İşte bu nedenlerle, Katar üzerinden gelecek yeni baskı ve sıkıştırmalarla Türkiye'yi zor günler beklemektedir. Bütün bunların nihai hedefi de Ortadoğu'da yeni düzenlemeler yapıldığı bugünlerde Türkiye’yi tamamen saf dışı bırakmak isteğidir. Dolayısıyla hem Katar'ı yola getirmek ve İran'a mesaj vermek, hem Katar krizinin yaratacağı asıl etkilerin Türkiye'ye zararı olacağından hareketle Türkiye'nin hareket serbestisini daha da azaltmak ve özellikle Suriye politikasını açmaza sokmak, hem de İran karşıtı Sünni ittifakı güçlendirerek Suriye'de harekete geçmesini sağlamak Körfez'deki Katar krizinin ana hedefleri olarak ortaya çıkmaktadır.

İran ise bölgede, Şiilik etrafında bir ittifaklar ağının kurucusu ve yönlendiricisidir. Tahran'ın, Irak, Suriye, Lübnan ve Yemen üzerinde ciddi bir nüfuz elde ettiği biliniyor. Obama dönemi İran’nın şii ekseni üzerinde güçlenmesi de ayrı bir muamma. Trump ise İsrail’in kontrolünde İran hegemonyasını kırmak istiyor.

Hiç kuşkusuz Katar'a yönelik Arap tavrının arkasında ABD varsa önünde de İsrail vardır. Nitekim İsrail Savunma Bakanı, Katar ve bazı Arap ülkeleri arasındaki krizi İsrail için "büyük bir fırsat" olarak nitelemiştir. Liberman, "Katar'la ilişkilerini kesen ülkeler, İsrail'e, Arap ülkeleriyle radikal İslami teröre karşı iş birliği yapmak için büyük fırsat sunuyor. Arap ülkeleri bile bu bölgedeki riskin İsrail değil, terörizm olduğunu anladı. Bu durum iş birliği için fırsat." demiştir.
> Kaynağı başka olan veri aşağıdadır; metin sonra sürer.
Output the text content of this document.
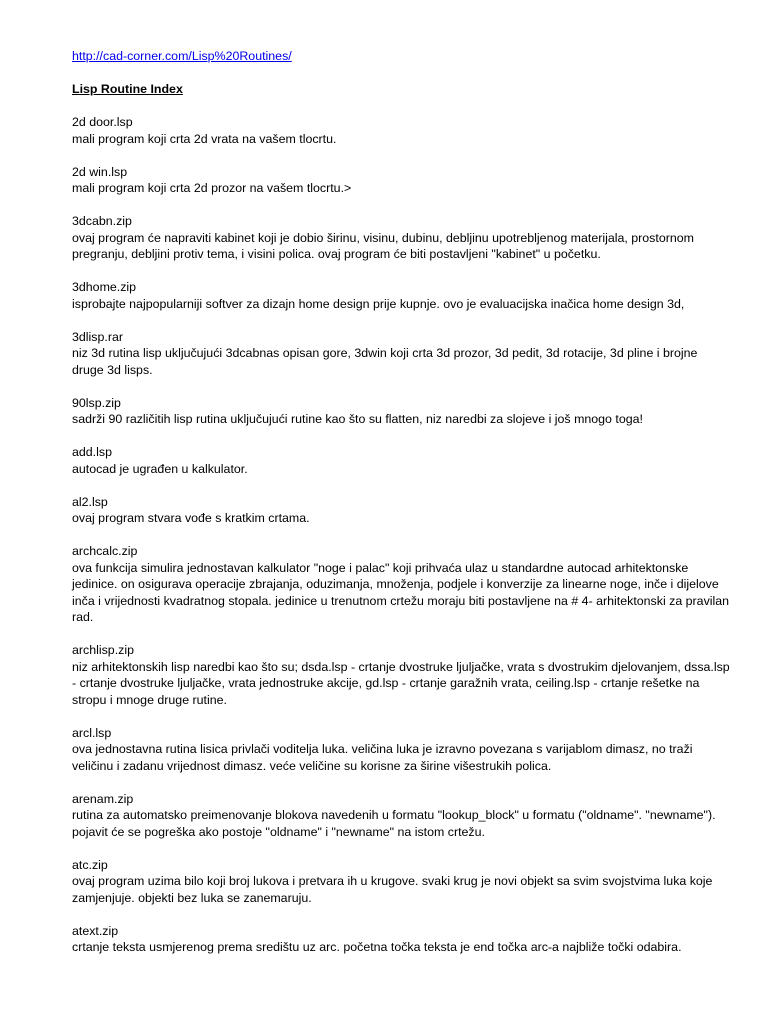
http://cad-corner.com/Lisp%20Routines/
Lisp Routine Index
2d door.lsp
mali program koji crta 2d vrata na vašem tlocrtu.
2d win.lsp
mali program koji crta 2d prozor na vašem tlocrtu.>
3dcabn.zip
ovaj program će napraviti kabinet koji je dobio širinu, visinu, dubinu, debljinu upotrebljenog materijala, prostornom pregranju, debljini protiv tema, i visini polica. ovaj program će biti postavljeni "kabinet" u početku.
3dhome.zip
isprobajte najpopularniji softver za dizajn home design prije kupnje. ovo je evaluacijska inačica home design 3d,
3dlisp.rar
niz 3d rutina lisp uključujući 3dcabnas opisan gore, 3dwin koji crta 3d prozor, 3d pedit, 3d rotacije, 3d pline i brojne druge 3d lisps.
90lsp.zip
sadrži 90 različitih lisp rutina uključujući rutine kao što su flatten, niz naredbi za slojeve i još mnogo toga!
add.lsp
autocad je ugrađen u kalkulator.
al2.lsp
ovaj program stvara vođe s kratkim crtama.
archcalc.zip
ova funkcija simulira jednostavan kalkulator "noge i palac" koji prihvaća ulaz u standardne autocad arhitektonske jedinice. on osigurava operacije zbrajanja, oduzimanja, množenja, podjele i konverzije za linearne noge, inče i dijelove inča i vrijednosti kvadratnog stopala. jedinice u trenutnom crtežu moraju biti postavljene na # 4- arhitektonski za pravilan rad.
archlisp.zip
niz arhitektonskih lisp naredbi kao što su; dsda.lsp - crtanje dvostruke ljuljačke, vrata s dvostrukim djelovanjem, dssa.lsp - crtanje dvostruke ljuljačke, vrata jednostruke akcije, gd.lsp - crtanje garažnih vrata, ceiling.lsp - crtanje rešetke na stropu i mnoge druge rutine.
arcl.lsp
ova jednostavna rutina lisica privlači voditelja luka. veličina luka je izravno povezana s varijablom dimasz, no traži veličinu i zadanu vrijednost dimasz. veće veličine su korisne za širine višestrukih polica.
arenam.zip
rutina za automatsko preimenovanje blokova navedenih u formatu "lookup_block" u formatu ("oldname". "newname"). pojavit će se pogreška ako postoje "oldname" i "newname" na istom crtežu.
atc.zip
ovaj program uzima bilo koji broj lukova i pretvara ih u krugove. svaki krug je novi objekt sa svim svojstvima luka koje zamjenjuje. objekti bez luka se zanemaruju.
atext.zip
crtanje teksta usmjerenog prema središtu uz arc. početna točka teksta je end točka arc-a najbliže točki odabira.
Netice de biz bu coğrafyadaki politikaları mezhep gözlüğü ile okumaya çalıştığımızdan ne İran’ı ne Suriye yönetimini ne de körfez ülkelerini PKK karşıtı bir yapıya getiremiyoruz. Örneğin, Suriye'de ABD'nin Rakka Operasyonu’nda YPG'yi tercih etmesinin Türkiye'yi Suriye'deki gelişmeler hususunda şimdilik izleyici konumuna sokan gelişmeler, Türkiye'de basın özgürlüğü ve adalet gibi siyaset ve ekonomik durgunluk alanındaki çaresizlikler, gerilimler ve olumsuzluklarla birleşince Türkiye'nin dış politikadaki hareket serbestisinin neden daraldığı açığa çıkmaktadır.